PII redaction: how we handle personal data
Personal data never reaches the analysis models. Here's how the redaction engine works.
By Howzer Team, Engineering
Why redaction comes first
In Howzer's pipeline, PII redaction is the very first processing step after ingest. Before any sentiment model, risk scorer, or language model sees a message, personally identifiable information is detected and replaced with category tokens (e.g., [NAME], [EMAIL], [PHONE]). This is by design, not an afterthought.
What gets detected
The redaction engine uses a combination of named entity recognition (NER), pattern matching, and context-aware rules. It covers the entity types most common in customer service communication:
- Names (first, last, full): pattern + NER hybrid.

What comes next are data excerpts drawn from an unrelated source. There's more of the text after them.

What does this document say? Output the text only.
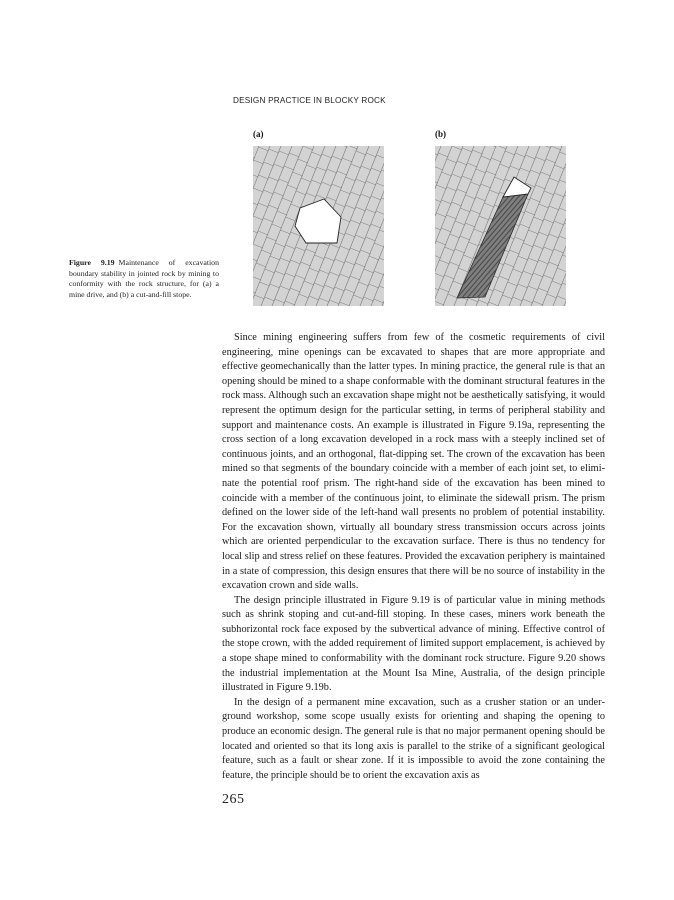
DESIGN PRACTICE IN BLOCKY ROCK
(a)	(b)
Figure 9.19 Maintenance of excavation boundary stability in jointed rock by mining to conformity with the rock structure, for (a) a mine drive, and (b) a cut-and-fill stope.

Since mining engineering suffers from few of the cosmetic requirements of civil engineering, mine openings can be excavated to shapes that are more appropriate and effective geomechanically than the latter types. In mining practice, the general rule is that an opening should be mined to a shape conformable with the dominant structural features in the rock mass. Although such an excavation shape might not be aesthetically satisfying, it would represent the optimum design for the particular setting, in terms of peripheral stability and support and maintenance costs. An example is illustrated in Figure 9.19a, representing the cross section of a long excavation developed in a rock mass with a steeply inclined set of continuous joints, and an orthogonal, flat-dipping set. The crown of the excavation has been mined so that segments of the boundary coincide with a member of each joint set, to eliminate the potential roof prism. The right-hand side of the excavation has been mined to coincide with a member of the continuous joint, to eliminate the sidewall prism. The prism defined on the lower side of the left-hand wall presents no problem of potential instability. For the excavation shown, virtually all boundary stress transmission occurs across joints which are oriented perpendicular to the excavation surface. There is thus no tendency for local slip and stress relief on these features. Provided the excavation periphery is maintained in a state of compression, this design ensures that there will be no source of instability in the excavation crown and side walls.

The design principle illustrated in Figure 9.19 is of particular value in mining methods such as shrink stoping and cut-and-fill stoping. In these cases, miners work beneath the subhorizontal rock face exposed by the subvertical advance of mining. Effective control of the stope crown, with the added requirement of limited support emplacement, is achieved by a stope shape mined to conformability with the dominant rock structure. Figure 9.20 shows the industrial implementation at the Mount Isa Mine, Australia, of the design principle illustrated in Figure 9.19b.

In the design of a permanent mine excavation, such as a crusher station or an underground workshop, some scope usually exists for orienting and shaping the opening to produce an economic design. The general rule is that no major permanent opening should be located and oriented so that its long axis is parallel to the strike of a significant geological feature, such as a fault or shear zone. If it is impossible to avoid the zone containing the feature, the principle should be to orient the excavation axis as

265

- Email addresses: RFC-compliant pattern matching.
- Phone numbers: German and international formats.
- Postal addresses: street, city, ZIP detection.
- IBAN / account numbers: checksum-validated patterns.
- Date of birth: contextual detection (not all dates).
- Customer IDs: configurable patterns per deployment.
- Free-text identifiers: names embedded in sentences.
How it works in practice
Consider a message like: "My name is Maria Schmidt, you can reach me at maria.schmidt@example.com or 0172-1234567." After redaction, the downstream models see: "My name is [NAME], you can reach me at [EMAIL] or [PHONE]." The analysis quality is preserved. Sentiment, emotion, and root cause detection work on the structure and vocabulary of the message, not on the personal data.
Deployment context
Because Howzer runs self-hosted in your tenant, redacted data never leaves your network. The redaction engine itself runs locally, with no cloud API calls and no external NER services. This is a hard requirement for our customers in regulated industries.